Times are for computing gamma(5.7) (Columns: prec, accurate, MPFR time, this time, speedup.)
fredrik@airy:~/src/fastfunlib/fastfunlib/gammatest$ ./gammatest
53 53 76350 3150 24.238
66 66 83210 3530 23.572
82 82 90030 3770 23.881
102 102 108540 4220 25.720
127 127 121530 5850 20.774
158 158 140270 6920 20.270
197 197 174500 9090 19.197
246 246 238250 12100 19.690
307 307 309100 15800 19.563
383 383 409400 19720 20.761
478 478 604360 25260 23.926
597 597 847160 33280 25.456
746 746 1292500 48000 26.927
932 932 1872700 66200 28.289
1165 1165 3168700 111200 28.496
1456 1456 5332000 171000 31.181
1820 1820 9475000 288000 32.899
2275 2275 16993000 474000 35.850
2843 2843 30980500 809000 38.295
3553 3553 56078000 1362000 41.173
4441 4441 109397000 2362500 46.306
5551 5551 219725000 3975500 55.270
6938 6938 416183500 6976500 59.655
8672 8672 835161500 11983500 69.693
10840 10840 1652142000 20552500 80.386
13550 13550 3450440500 34704000 99.425
Generating the coefficients for 1000-digit precision from scratch should take about a second (a small fraction of a second for lower precisions). Currently, the test code must read pre-generated coefficients from a file. The svn repository includes a data file generated with mpmath that works up to about 15000 bits.
There should be an interface for loading and saving coefficient data to files between sessions.
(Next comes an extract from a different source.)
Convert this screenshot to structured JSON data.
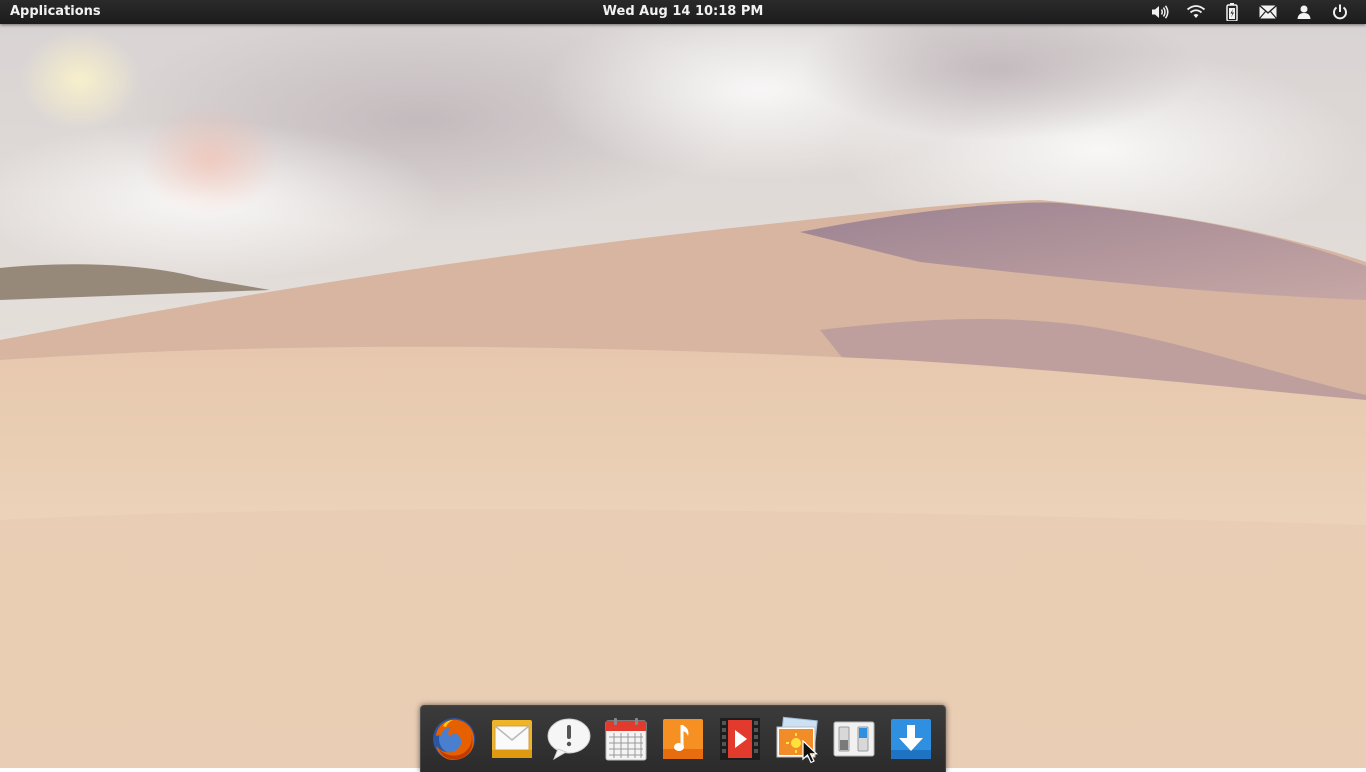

The fastfunlib project could also provide a downloadable repository of expensive data, so that not every user who needs many extremely high-precision function evaluations has to generate the same data from scratch (which could take hours).
Other functions
Initially exp, cosh/sinh, cos/sin, log, atan, zeta constants/Bernoulli numbers, gamma and digamma functions should be added; more functions may be added later on.